Cuando hablemos de este juicio conviene mirar por el retrovisor de la historia. Aunque sea para entender que estos lodos tienen un rastro. El proceso del Proceso, el más decisivo que afronta la democracia española desde la causa contra los responsables del intento de golpe de Estado del 23-F, no puede entenderse sin lo ocurrido en 1984. Cuando los fiscales presentaron una querella contra Jordi Pujol por el caso Banca Catalana, entidad de la que se habían evaporado decenas de miles millones de las antiguas pesetas. El nacionalismo en pleno tocó el tambor y llamó a la resistencia. Los poderes del Estado, con la acomplejada sumisión de la derecha y la absoluta catatonia de una izquierda entregada al relato manufacturado por sus colegas barceloneses, resolvió ocultar las putrefacciones y disimular los latrocinios en aras de unos supuesta realpolitik.

Como escribió Mikel Arteta, «le brindaron a Pujol la opción de envolverse en la cuatribarrada, que todo lo repele. Previamente se había introducido en la Constitución, con calzador, la distinción entre nacionalidades y regiones». Treinta y tres años más tarde, los hijos políticos de Padrecito volvieron al lugar del crimen. Pero esta vez el objeto del desfalco no eran las cajas fuertes. Lo que estaba/está en juego es la comunidad política. La soberanía compartida. La existencia misma de España como «implantación institucional y territorial de los derechos de los ciudadanos españoles» (Fernando Savater).

La abogada de Carme Forcadell, Olga Arderiu, considera que el juicio vulnera el principio de «inviolabilidad parlamentaria». «Todos los derechos de la Constitución se han vulnerado en esta causa», dijo Andreu Van den Eynde, defensor de Oriol Junqueras.

Por momentos, uno habría jurado que los jueces, poco acostumbrados a tolerar semejantes afirmaciones, habían pasado varios días en un monasterio budista, de tan hieráticos como lucían.

Igual que conviene subrayar los desmanes políticos, las capitulaciones del Estado, las sucesivas humillaciones, revolcones, piruetas y entregas, que tanto contribuyeron para forjar el espejismo de impunidad en el que se han desenvuelto los encausados, resultaba hermoso comprobar que en el banquillo no se sentaban más que los presuntos jefes de una organización criminal que habría conspirado para romper el orden constitucional.

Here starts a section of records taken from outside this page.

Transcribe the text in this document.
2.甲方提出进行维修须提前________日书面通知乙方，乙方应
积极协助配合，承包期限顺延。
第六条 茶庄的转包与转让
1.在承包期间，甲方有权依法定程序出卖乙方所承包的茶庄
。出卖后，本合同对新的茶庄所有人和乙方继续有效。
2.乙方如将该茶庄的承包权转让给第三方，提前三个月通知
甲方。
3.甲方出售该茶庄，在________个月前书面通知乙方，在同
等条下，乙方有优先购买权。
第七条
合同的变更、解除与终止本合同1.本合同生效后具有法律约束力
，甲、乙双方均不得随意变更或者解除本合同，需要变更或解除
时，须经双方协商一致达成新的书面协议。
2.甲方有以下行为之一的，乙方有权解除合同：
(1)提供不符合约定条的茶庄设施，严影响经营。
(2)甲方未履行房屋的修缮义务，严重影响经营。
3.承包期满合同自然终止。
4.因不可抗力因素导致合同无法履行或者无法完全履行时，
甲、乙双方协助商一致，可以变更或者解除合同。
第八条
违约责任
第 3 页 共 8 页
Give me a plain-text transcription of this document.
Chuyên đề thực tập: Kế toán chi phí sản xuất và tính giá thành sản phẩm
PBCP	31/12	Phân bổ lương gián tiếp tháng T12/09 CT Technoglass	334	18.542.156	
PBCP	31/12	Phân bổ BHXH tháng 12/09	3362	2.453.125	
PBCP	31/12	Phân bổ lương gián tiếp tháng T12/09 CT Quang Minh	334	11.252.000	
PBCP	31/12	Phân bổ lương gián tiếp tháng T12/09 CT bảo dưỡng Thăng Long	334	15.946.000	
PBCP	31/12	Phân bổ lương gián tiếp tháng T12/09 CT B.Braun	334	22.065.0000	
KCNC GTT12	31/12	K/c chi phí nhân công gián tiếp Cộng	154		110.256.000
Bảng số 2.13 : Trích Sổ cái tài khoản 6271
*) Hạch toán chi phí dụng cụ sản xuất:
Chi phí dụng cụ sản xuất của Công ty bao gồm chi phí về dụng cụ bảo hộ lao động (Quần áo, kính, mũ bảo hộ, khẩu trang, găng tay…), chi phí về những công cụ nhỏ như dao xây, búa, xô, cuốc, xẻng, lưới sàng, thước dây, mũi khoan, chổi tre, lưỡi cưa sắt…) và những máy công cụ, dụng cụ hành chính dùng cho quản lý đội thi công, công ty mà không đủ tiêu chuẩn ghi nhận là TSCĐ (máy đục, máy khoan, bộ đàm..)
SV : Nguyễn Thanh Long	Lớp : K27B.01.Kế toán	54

Casi a la misma hora en que arrancaba el juicio, dos directores de cine, Álvaro Longoria y Gerardo Olivares, directores de la cinta «Dos Cataluñas», producida por Netflix, devolvieron en Berlín el premio Cinema for Peace. Se lo había entregado la noche anterior el prófugo Puigdemont, que aprovechó para vomitar un discurso entre el «agitprop» y las «fake news».

Longoria y Olivares dicen sentirse víctimas de una manipulación. Alguien debería de haberles recordado que la supuesta neutralidad de su cinta nunca fue tal, al apostar por una equidistancia no ya imposible, sino directamente obscena entre los defensores de la democracia y quienes niegan la condición de ciudadanos al resto de sus paisanos. Más o menos como aquella pelota vasca en la que Otegi, en onda Monty Python, largaba en plan majara sobre las hamburguesas, las vacas y el sentido de la vida.

Torra, siempre impecable en su afán por caricaturizarse, sostiene que el juicio es «un acto de venganza contra un pueblo que puso sus cuerpos contra las porras». A sus señorías les corresponde ahora la tarea de expurgar los testimonios, analizar las pruebas y calibrar los hechos. Su misión tiene un componente añadido, digamos que pedagógico, pues mediante el milagro del «streaming» los niños españoles, algunos de ellos reputados editorialistas y politólogos, disfrutarán del privilegio de volver a la escuela. A ver si entienden que el ordenamiento jurídico no es una cataplasma al margen de la democracia, sino su propia garantía de supervivencia. El aval necesario para que los derechos de todos no sean calcinados.